Geochemical Evolution of the Lithospheric Mantle in the West Antarctic Rift System
About Cathleen Doherty
Cathleen Doherty received her B.S. degree in Biology and M.S. degree in Earth Science from Montclair State University. She received two National Science Foundation Graduate STEM Teaching Fellowships while at MSU and Columbia. She is a Ph.D. candidate in Geochemistry and will begin a Postdoctoral Science Fellowship as Lecturer in Discipline in Columbia University’s Frontiers of Science program in July. Her research interests include mantle geochemistry, lithosphere evolution, and deep Earth chemical cycling. She is also passionate about science education and analytical method development in geochemistry.
About the Presentation
With nearly 98% of the continent covered by ice, the geologic history of Antarctica remains enigmatic. Much of our understanding comes from limited rock exposures, seismologic studies, and sedimentary deposits. Mantle xenoliths, pieces of the mantle that have been carried to Earth’s surface through volcanism, provide access into Earth’s deep interior. I use bulk and in-situ mineral major and trace element abundances, integrated with Re-depletion ages and Sr, Nd, and Hf isotopes in mantle xenoliths to investigate the geochemical and dynamic evolution of the lithospheric mantle beneath the West Antarctic Rift System (WARS) in Antarctica.
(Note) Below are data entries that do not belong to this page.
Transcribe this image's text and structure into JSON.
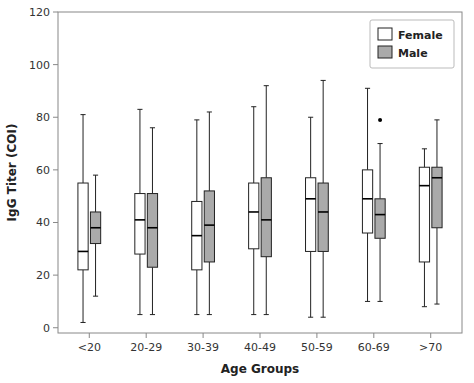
{
  "chart_data": {
    "type": "box",
    "xlabel": "Age Groups",
    "ylabel": "IgG Titer (COI)",
    "categories": [
      "<20",
      "20-29",
      "30-39",
      "40-49",
      "50-59",
      "60-69",
      ">70"
    ],
    "series": [
      {
        "name": "Female",
        "color": "#ffffff",
        "values": [
          {
            "whislo": 2,
            "q1": 22,
            "median": 29,
            "q3": 55,
            "whishi": 81
          },
          {
            "whislo": 5,
            "q1": 28,
            "median": 41,
            "q3": 51,
            "whishi": 83
          },
          {
            "whislo": 5,
            "q1": 22,
            "median": 35,
            "q3": 48,
            "whishi": 79
          },
          {
            "whislo": 5,
            "q1": 30,
            "median": 44,
            "q3": 55,
            "whishi": 84
          },
          {
            "whislo": 4,
            "q1": 29,
            "median": 49,
            "q3": 57,
            "whishi": 80
          },
          {
            "whislo": 10,
            "q1": 36,
            "median": 49,
            "q3": 60,
            "whishi": 91
          },
          {
            "whislo": 8,
            "q1": 25,
            "median": 54,
            "q3": 61,
            "whishi": 68
          }
        ]
      },
      {
        "name": "Male",
        "color": "#aaaaaa",
        "values": [
          {
            "whislo": 12,
            "q1": 32,
            "median": 38,
            "q3": 44,
            "whishi": 58
          },
          {
            "whislo": 5,
            "q1": 23,
            "median": 38,
            "q3": 51,
            "whishi": 76
          },
          {
            "whislo": 5,
            "q1": 25,
            "median": 39,
            "q3": 52,
            "whishi": 82
          },
          {
            "whislo": 5,
            "q1": 27,
            "median": 41,
            "q3": 57,
            "whishi": 92
          },
          {
            "whislo": 4,
            "q1": 29,
            "median": 44,
            "q3": 55,
            "whishi": 94
          },
          {
            "whislo": 10,
            "q1": 34,
            "median": 43,
            "q3": 49,
            "whishi": 70
          },
          {
            "whislo": 9,
            "q1": 38,
            "median": 57,
            "q3": 61,
            "whishi": 79
          }
        ],
        "outliers": [
          [],
          [],
          [],
          [],
          [],
          [
            79
          ],
          []
        ]
      }
    ],
    "ylim": [
      -2,
      120
    ],
    "yticks": [
      0,
      20,
      40,
      60,
      80,
      100,
      120
    ],
    "grid": false,
    "legend": "upper right"
  }
}
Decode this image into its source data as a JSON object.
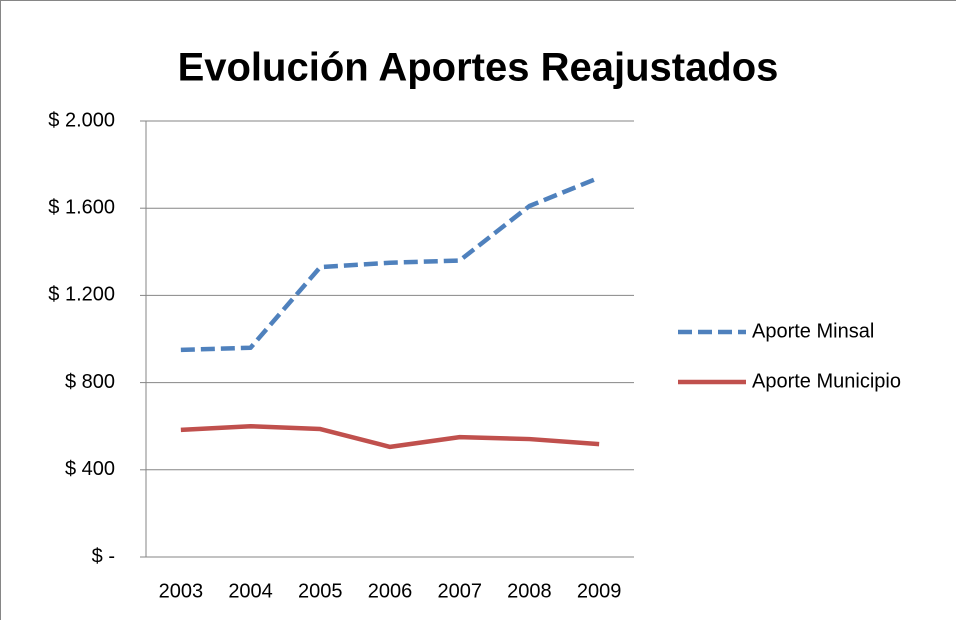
{
  "chart_data": {
    "type": "line",
    "title": "Evolución Aportes Reajustados",
    "categories": [
      "2003",
      "2004",
      "2005",
      "2006",
      "2007",
      "2008",
      "2009"
    ],
    "series": [
      {
        "name": "Aporte Minsal",
        "color": "#4f81bd",
        "dashed": true,
        "values": [
          950,
          960,
          1330,
          1350,
          1360,
          1610,
          1740
        ]
      },
      {
        "name": "Aporte Municipio",
        "color": "#c0504d",
        "dashed": false,
        "values": [
          583,
          600,
          587,
          505,
          550,
          541,
          518
        ]
      }
    ],
    "ylim": [
      0,
      2000
    ],
    "yticks": [
      {
        "value": 0,
        "label": "$ -"
      },
      {
        "value": 400,
        "label": "$ 400"
      },
      {
        "value": 800,
        "label": "$ 800"
      },
      {
        "value": 1200,
        "label": "$ 1.200"
      },
      {
        "value": 1600,
        "label": "$ 1.600"
      },
      {
        "value": 2000,
        "label": "$ 2.000"
      }
    ],
    "grid": true,
    "legend": "right"
  }
}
Together, these geochemical “tools” enable us to reconstruct a timeline of geologic events that are obscured on the surface. By studying a present day rifted margin, we gain insight into the current processes that drive plate tectonics. Os isotopes (i.e. Re-depletion ages) reveal widespread Paleoproterozoic (1.7-2.4 Ga) stabilization of the lithosphere and subsequent preservation of ancient mantle domains, suggesting the lithosphere has dynamically thinned in response to rifting. Trace elements reveal the re-enrichment of the lithospheric mantle by carbonatite metasomatism, while time integrated Hf isotopes indicate an ancient metasomatic event. Nd and Sr isotopes are de-coupled from Hf isotopes, and overlap with the Cenozoic rift related magma compositions, supporting the lithospheric mantle’s role in the widespread Cenozoic volcanism.